Toronto, Oct 1 (IANS): Warming oceans and climate may have an unexpected side effect - shrinking fish. Their body weight could decline by 14-20 percent in 50 years, says a Canadian study based on computer modelling of 600 ocean fish species.
The University of British Columbia (UBC) study provides the first-ever global projection of the potential reduction in the maximum size of fish in a warmer and less-oxygenated ocean.
UBC researchers found that the maximum body weight they can reach could decline by 14-20 percent between years 2000 and 2050, with the tropics being one of the most impacted regions, the journal Nature Climate Change reports.
"We were surprised to see such a large decrease in fish size," says William Cheung, assistant professor at the UBC Fisheries Centre, who led the study, according to a British Columbia statement.
"Marine fish are generally known to respond to climate change through changing distribution and seasonality. But the unexpectedly big effect that climate change could have on body size suggests that we may be missing a big piece of the puzzle of understanding climate change effects in the ocean," the study said.

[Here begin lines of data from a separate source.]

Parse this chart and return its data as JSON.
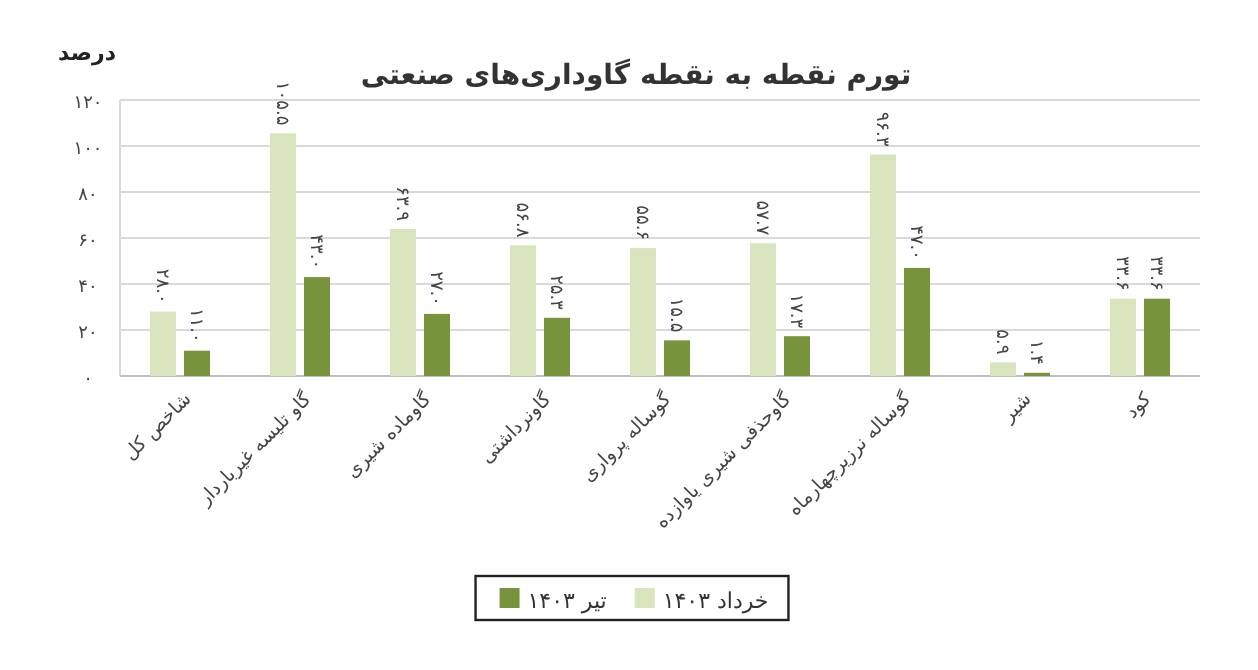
{
  "chart_data": {
    "type": "bar",
    "title": "تورم نقطه به نقطه گاوداری‌های صنعتی",
    "ylabel": "درصد",
    "categories": [
      "شاخص کل",
      "گاو تلیسه غیرباردار",
      "گاوماده شیری",
      "گاونرداشتی",
      "گوساله پرواری",
      "گاوحذفی شیری یاوازده",
      "گوساله نرزیرچهارماه",
      "شیر",
      "کود"
    ],
    "series": [
      {
        "name": "خرداد ۱۴۰۳",
        "color": "#d7e4bd",
        "values": [
          28.0,
          105.5,
          63.9,
          56.8,
          55.6,
          57.7,
          96.3,
          5.9,
          33.6
        ],
        "value_labels": [
          "۲۸.۰",
          "۱۰۵.۵",
          "۶۳.۹",
          "۵۶.۸",
          "۵۵.۶",
          "۵۷.۷",
          "۹۶.۳",
          "۵.۹",
          "۳۳.۶"
        ]
      },
      {
        "name": "تیر ۱۴۰۳",
        "color": "#77933c",
        "values": [
          11.0,
          43.0,
          27.0,
          25.3,
          15.5,
          17.3,
          47.0,
          1.4,
          33.6
        ],
        "value_labels": [
          "۱۱.۰",
          "۴۳.۰",
          "۲۷.۰",
          "۲۵.۳",
          "۱۵.۵",
          "۱۷.۳",
          "۴۷.۰",
          "۱.۴",
          "۳۳.۶"
        ]
      }
    ],
    "ylim": [
      0,
      120
    ],
    "yticks": [
      {
        "value": 0,
        "label": "۰"
      },
      {
        "value": 20,
        "label": "۲۰"
      },
      {
        "value": 40,
        "label": "۴۰"
      },
      {
        "value": 60,
        "label": "۶۰"
      },
      {
        "value": 80,
        "label": "۸۰"
      },
      {
        "value": 100,
        "label": "۱۰۰"
      },
      {
        "value": 120,
        "label": "۱۲۰"
      }
    ],
    "grid": "y",
    "legend": "bottom"
  }
}
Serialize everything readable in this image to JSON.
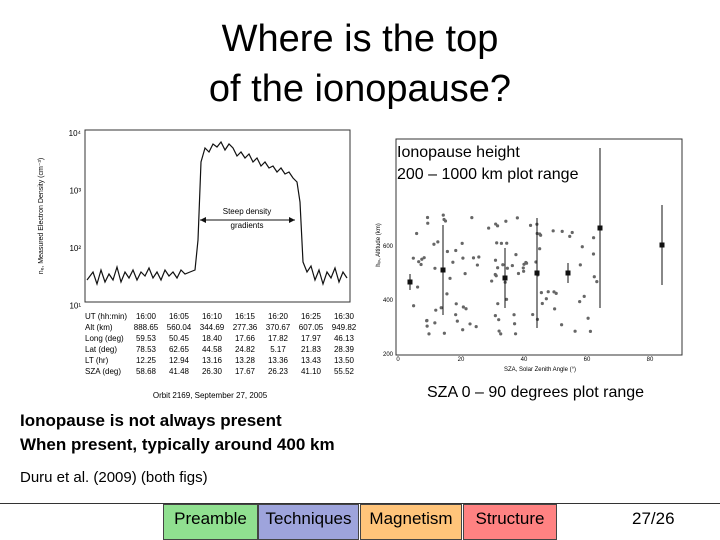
{
  "header": {
    "title": [
      "Where is the top",
      "of the ionopause?"
    ]
  },
  "figure_left": {
    "y_axis_label": "nₑ, Measured Electron Density (cm⁻³)",
    "y_ticks": [
      "10⁴",
      "10³",
      "10²",
      "10¹"
    ],
    "annotation": [
      "Steep density",
      "gradients"
    ],
    "table": {
      "rows": [
        [
          "UT (hh:min)",
          "16:00",
          "16:05",
          "16:10",
          "16:15",
          "16:20",
          "16:25",
          "16:30"
        ],
        [
          "Alt (km)",
          "888.65",
          "560.04",
          "344.69",
          "277.36",
          "370.67",
          "607.05",
          "949.82"
        ],
        [
          "Long (deg)",
          "59.53",
          "50.45",
          "18.40",
          "17.66",
          "17.82",
          "17.97",
          "46.13"
        ],
        [
          "Lat (deg)",
          "78.53",
          "62.65",
          "44.58",
          "24.82",
          "5.17",
          "21.83",
          "28.39"
        ],
        [
          "LT (hr)",
          "12.25",
          "12.94",
          "13.16",
          "13.28",
          "13.36",
          "13.43",
          "13.50"
        ],
        [
          "SZA (deg)",
          "58.68",
          "41.48",
          "26.30",
          "17.67",
          "26.23",
          "41.10",
          "55.52"
        ]
      ]
    },
    "caption": "Orbit 2169, September 27, 2005"
  },
  "figure_right": {
    "labels": [
      "Ionopause height",
      "200 – 1000 km plot range"
    ],
    "y_axis_label": "hᵢₚ, Altitude (km)",
    "y_ticks": [
      "600",
      "400",
      "200"
    ],
    "x_ticks": [
      "0",
      "20",
      "40",
      "60",
      "80"
    ],
    "x_axis_label": "SZA, Solar Zenith Angle (°)",
    "caption": "SZA 0 – 90 degrees plot range"
  },
  "body": {
    "points": [
      "Ionopause is not always present",
      "When present, typically around 400 km"
    ],
    "reference": "Duru et al. (2009) (both figs)"
  },
  "footer": {
    "nav": [
      "Preamble",
      "Techniques",
      "Magnetism",
      "Structure"
    ],
    "page": "27/26"
  }
}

This is the first global-scale application of the idea that fish growth is limited by oxygen supply, which was pioneered more than 30 years ago by Daniel Pauly, principal investigator with UBC's Sea Around Us Project and the study's co-author.
"It's a constant challenge for fish to get enough oxygen from water to grow, and the situation gets worse as fish gets bigger," explains Pauly.
"A warmer and less-oxygenated ocean, as predicted under climate change, would make it more difficult for bigger fish to get enough oxygen, which means they will stop growing sooner," concludes Pauly.